Istana Fan yang megah dan kokoh pun kini terlihat rapuh. Mungkin karena atmosfer suram yang mengelilingi istana, atau mungkin juga karena mereka kini telah dikepung pasukan Wei dan Wu yang berjumlah banyak, atau mungkin dirinyalah yang menyebabkan atmosfer suram ini. Dia dulunya berasal dari Wu. Anggota keluarga Sun. Kini, ia tidak berdiri bersama pasukan keluarganya melainkan berdiri bersama suaminya yang kini menjadi musuh keluarganya. Berkali-kali ia berpikir apakah ini keputusan yang tepat. Apakah tragedi bisa dihindarkan seandainya dia lebih memilih keluarganya. Tapi pemikiran itu sudah tidak ada gunanya. Ia sudah menetapkan pilihannya.
"Nona Lijuan."
Lijuan tersentak dari lamunannya dan mendongak, mendapati suaminya sudah memisahkan diri dari keluarganya dan kini berdiri di hadapannya. Ekspresi wajahnya tidak terbaca. Rambut cokelatnya basah karena terguyur air hujan yang terus turun. Ikat kepala dan pakaiannya berwarna hijau, warna Kerajaan Shu. Dia adalah pemuda yang gagah. Pemuda yang terlalu tampan dan gagah untuk Lijuan. Lijuan merasa ia tidak pantas menjadi pendampingnya.
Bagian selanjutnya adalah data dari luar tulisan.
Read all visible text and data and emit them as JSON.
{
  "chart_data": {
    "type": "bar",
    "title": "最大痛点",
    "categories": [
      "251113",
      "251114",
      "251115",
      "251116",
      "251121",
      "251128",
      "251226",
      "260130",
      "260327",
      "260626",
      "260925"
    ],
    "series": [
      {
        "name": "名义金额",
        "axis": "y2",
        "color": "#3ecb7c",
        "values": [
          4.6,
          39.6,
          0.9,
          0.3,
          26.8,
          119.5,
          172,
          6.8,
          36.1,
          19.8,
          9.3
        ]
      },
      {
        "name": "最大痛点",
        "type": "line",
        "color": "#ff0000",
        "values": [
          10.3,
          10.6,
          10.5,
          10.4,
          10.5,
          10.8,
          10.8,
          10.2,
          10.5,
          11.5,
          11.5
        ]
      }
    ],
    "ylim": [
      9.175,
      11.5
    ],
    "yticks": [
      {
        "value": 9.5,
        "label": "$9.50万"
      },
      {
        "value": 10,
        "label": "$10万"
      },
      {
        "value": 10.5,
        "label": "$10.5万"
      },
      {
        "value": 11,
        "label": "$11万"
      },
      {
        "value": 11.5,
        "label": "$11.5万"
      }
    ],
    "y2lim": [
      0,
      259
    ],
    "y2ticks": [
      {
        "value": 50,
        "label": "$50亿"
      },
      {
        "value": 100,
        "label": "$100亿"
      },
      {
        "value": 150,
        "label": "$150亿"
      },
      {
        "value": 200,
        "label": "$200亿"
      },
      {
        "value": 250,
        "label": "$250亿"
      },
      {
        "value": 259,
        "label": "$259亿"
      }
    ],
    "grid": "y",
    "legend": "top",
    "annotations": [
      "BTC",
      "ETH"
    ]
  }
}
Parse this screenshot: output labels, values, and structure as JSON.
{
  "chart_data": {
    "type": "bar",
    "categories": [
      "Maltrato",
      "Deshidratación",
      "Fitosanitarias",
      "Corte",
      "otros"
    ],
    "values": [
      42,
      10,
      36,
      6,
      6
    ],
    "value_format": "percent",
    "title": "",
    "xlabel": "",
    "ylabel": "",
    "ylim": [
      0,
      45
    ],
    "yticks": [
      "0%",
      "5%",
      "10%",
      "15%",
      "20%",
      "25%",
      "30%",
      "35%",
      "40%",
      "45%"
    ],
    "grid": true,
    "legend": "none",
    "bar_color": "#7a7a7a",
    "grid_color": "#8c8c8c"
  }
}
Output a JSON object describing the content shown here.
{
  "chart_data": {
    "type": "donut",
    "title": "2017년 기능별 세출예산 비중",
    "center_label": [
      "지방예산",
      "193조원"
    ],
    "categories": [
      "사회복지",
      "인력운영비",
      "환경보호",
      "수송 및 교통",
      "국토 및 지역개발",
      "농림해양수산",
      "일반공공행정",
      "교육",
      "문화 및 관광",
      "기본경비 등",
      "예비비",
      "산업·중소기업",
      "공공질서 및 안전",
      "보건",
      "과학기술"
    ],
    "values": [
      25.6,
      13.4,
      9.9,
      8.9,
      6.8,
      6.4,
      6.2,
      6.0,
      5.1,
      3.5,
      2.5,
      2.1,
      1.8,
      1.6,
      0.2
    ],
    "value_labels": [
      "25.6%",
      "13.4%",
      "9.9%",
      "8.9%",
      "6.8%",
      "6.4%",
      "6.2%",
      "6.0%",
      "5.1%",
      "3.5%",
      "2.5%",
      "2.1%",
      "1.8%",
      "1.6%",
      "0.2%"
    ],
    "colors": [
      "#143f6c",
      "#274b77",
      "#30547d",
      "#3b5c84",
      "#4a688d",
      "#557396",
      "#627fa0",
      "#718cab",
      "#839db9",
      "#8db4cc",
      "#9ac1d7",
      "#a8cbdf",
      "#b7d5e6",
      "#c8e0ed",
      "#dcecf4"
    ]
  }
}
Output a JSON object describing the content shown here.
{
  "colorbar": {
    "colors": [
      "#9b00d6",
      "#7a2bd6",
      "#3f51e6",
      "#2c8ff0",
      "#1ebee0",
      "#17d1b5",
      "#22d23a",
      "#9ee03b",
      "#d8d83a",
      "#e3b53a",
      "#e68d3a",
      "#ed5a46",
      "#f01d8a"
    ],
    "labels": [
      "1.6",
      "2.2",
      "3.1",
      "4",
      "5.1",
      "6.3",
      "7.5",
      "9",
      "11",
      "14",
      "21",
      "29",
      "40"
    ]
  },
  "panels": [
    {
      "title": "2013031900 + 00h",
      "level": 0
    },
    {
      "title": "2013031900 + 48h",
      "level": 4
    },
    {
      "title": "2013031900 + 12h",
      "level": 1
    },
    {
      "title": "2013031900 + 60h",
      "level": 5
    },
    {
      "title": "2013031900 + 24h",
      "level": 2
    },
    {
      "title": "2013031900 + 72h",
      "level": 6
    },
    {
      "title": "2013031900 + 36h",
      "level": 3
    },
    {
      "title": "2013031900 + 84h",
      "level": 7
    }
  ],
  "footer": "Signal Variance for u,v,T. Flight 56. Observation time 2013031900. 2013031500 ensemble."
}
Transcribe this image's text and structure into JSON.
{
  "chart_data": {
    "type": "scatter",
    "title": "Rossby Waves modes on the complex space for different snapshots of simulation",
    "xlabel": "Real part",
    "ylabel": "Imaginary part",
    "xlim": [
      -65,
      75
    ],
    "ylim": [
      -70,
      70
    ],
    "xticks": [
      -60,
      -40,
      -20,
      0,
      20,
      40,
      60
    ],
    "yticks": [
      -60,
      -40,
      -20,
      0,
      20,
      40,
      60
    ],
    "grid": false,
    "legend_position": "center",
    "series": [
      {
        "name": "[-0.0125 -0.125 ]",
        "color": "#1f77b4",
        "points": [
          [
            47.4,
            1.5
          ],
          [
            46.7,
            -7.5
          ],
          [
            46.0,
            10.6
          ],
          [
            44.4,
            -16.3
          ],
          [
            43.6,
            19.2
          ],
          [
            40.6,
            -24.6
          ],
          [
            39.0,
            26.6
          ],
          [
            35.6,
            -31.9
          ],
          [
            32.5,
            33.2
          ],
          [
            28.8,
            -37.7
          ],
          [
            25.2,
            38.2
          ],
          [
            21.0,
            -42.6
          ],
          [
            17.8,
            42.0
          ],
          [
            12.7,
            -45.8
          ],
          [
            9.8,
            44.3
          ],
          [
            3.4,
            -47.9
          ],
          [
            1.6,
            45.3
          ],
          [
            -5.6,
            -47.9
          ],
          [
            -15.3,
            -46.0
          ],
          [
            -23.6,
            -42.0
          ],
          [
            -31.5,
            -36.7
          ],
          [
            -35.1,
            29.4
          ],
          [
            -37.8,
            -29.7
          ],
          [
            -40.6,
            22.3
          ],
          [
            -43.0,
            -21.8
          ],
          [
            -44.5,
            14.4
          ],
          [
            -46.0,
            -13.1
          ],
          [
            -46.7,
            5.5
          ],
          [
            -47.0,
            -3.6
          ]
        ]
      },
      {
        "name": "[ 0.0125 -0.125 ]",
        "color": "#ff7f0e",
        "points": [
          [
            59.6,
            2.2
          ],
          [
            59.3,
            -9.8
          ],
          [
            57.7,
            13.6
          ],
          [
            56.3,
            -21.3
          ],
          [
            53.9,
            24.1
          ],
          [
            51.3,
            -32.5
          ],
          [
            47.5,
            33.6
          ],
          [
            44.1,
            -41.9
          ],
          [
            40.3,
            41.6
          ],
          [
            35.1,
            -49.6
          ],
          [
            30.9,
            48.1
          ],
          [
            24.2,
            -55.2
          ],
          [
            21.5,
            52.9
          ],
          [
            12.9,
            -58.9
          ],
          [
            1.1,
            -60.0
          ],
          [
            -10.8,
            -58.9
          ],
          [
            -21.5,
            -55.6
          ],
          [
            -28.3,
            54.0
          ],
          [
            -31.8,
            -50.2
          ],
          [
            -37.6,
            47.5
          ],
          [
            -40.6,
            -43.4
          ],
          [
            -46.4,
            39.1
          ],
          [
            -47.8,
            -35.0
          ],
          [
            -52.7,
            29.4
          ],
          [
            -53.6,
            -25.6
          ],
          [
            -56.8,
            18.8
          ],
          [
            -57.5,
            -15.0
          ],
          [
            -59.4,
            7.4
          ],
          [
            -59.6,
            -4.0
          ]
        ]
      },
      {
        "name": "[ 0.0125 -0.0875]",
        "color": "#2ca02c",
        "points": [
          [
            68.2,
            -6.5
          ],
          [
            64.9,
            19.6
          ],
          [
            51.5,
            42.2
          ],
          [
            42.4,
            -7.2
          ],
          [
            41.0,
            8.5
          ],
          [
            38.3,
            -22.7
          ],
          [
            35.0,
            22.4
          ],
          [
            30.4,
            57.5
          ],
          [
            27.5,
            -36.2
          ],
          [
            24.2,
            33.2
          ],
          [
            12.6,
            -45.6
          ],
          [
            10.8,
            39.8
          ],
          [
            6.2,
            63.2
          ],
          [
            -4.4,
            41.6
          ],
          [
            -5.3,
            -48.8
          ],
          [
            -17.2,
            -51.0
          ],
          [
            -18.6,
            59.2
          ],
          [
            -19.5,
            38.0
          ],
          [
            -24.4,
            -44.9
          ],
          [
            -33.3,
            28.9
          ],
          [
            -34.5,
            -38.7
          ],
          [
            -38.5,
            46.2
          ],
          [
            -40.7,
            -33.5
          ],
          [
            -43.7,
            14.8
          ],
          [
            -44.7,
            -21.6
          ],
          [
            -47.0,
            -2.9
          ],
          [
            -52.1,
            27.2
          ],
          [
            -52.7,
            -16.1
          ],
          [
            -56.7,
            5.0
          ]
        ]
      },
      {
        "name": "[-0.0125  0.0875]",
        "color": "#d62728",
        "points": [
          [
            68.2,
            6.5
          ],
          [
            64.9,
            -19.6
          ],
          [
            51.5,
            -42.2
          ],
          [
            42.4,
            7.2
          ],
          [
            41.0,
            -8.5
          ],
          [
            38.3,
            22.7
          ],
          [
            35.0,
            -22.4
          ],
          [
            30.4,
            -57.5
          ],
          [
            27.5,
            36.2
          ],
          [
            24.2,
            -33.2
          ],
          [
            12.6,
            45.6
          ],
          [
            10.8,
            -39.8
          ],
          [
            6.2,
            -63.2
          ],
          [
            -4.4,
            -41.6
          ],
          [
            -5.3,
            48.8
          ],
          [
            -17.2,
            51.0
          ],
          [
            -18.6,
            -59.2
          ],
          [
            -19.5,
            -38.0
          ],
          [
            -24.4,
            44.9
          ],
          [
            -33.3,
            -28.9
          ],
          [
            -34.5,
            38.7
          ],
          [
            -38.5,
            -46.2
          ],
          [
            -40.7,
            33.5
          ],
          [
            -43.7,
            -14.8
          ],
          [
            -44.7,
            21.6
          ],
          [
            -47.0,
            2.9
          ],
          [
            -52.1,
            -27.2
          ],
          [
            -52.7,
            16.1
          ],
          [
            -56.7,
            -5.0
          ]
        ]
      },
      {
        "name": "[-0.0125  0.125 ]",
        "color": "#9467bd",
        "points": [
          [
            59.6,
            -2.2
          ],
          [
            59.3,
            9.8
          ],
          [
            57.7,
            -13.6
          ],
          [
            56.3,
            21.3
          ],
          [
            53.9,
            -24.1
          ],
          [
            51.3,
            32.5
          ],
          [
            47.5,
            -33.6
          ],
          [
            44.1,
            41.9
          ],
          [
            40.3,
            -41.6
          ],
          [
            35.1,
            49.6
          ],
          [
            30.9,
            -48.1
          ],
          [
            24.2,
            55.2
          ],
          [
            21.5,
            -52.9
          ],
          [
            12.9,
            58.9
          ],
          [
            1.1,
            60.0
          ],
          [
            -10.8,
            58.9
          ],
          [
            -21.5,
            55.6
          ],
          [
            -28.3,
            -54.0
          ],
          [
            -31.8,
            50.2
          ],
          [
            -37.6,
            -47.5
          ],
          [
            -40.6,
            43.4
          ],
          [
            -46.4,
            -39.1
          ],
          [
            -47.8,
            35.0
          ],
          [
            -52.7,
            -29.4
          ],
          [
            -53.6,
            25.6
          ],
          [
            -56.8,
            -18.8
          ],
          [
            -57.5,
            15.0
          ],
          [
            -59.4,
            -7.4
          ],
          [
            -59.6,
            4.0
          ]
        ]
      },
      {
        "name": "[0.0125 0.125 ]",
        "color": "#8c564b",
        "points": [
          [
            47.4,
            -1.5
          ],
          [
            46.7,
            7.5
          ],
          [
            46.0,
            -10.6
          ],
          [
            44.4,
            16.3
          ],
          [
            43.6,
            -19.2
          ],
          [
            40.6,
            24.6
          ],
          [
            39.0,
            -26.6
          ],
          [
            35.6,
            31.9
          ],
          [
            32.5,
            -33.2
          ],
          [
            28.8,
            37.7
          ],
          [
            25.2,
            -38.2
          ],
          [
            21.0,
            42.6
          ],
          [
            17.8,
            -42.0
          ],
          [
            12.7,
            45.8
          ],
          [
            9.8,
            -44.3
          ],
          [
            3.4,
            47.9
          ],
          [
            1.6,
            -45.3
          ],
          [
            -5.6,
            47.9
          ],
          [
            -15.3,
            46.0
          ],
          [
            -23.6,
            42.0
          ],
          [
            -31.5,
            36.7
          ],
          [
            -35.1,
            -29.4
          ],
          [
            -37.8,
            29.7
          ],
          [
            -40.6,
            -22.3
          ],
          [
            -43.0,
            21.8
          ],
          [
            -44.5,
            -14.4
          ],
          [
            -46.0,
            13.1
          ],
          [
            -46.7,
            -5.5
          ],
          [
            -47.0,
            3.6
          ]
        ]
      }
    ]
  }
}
"Tuan Guan Xing." Lijuan berusaha memberikan senyuman tulus, tapi tampaknya tidak berhasil.
Guan Xing menatap istrinya. Sungguh, ia tidak bermaksud menempatkan istrinya dalam posisi seperti ini. Ia tidak bermaksud menempatkan istrinya dalam posisi di mana ia harus memilih antara ia suaminya, atau keluarganya sendiri. Namun nasi sudah menjadi bubur dan perang tak dapat dihindarkan sekarang. Istana Fan telah dikepung oleh pasukan Wei dan Wu dan satu-satunya jalan bagi mereka untuk bertahan adalah melawan balik. Ia menatap istrinya. Rambut coklat gelapnya juga telah basah karena hujan. Mata merahnya tampak sendu dan Guan Xing tahu itu salahnya.
"Aku…" … Apa? Minta maaf? Menyesal? Ia tidak bisa mengatakan apapun. Apapun yang ia katakan, segalanya sudah terlambat dan tak akan mengubah apapun. Namun ia harus mengatakan sesuatu. Apapun boleh. Sesuatu…
Lijuan menatap suaminya, lalu ia mendekat. Ia meletakkan jari telunjuknya pada bibir suaminya sambil memeberikan sebuah senyum lembut.
"Aku akan tetap berada disisimu, Tuan Guan Xing, tidak perduli apapun yang terjadi. Aku akan mengikutimu kemanapun kau pergi. Karena aku adalah istrimu."
Dan itu benar. Mungkin kebelakangnya, hasilnya tidak akan sesuai dengan harapannya. Mungkin Lijuan akan bertanya-tanya apa yang akan terjadi jika ia mengambil keputusan yang berbeda, dan mungkin pertanyaan "Bagaimana jika?" tidak akan meninggalkannya. Namun ia tahu… Keputusannya kali ini benar. Dan ia tidak akan menyesal.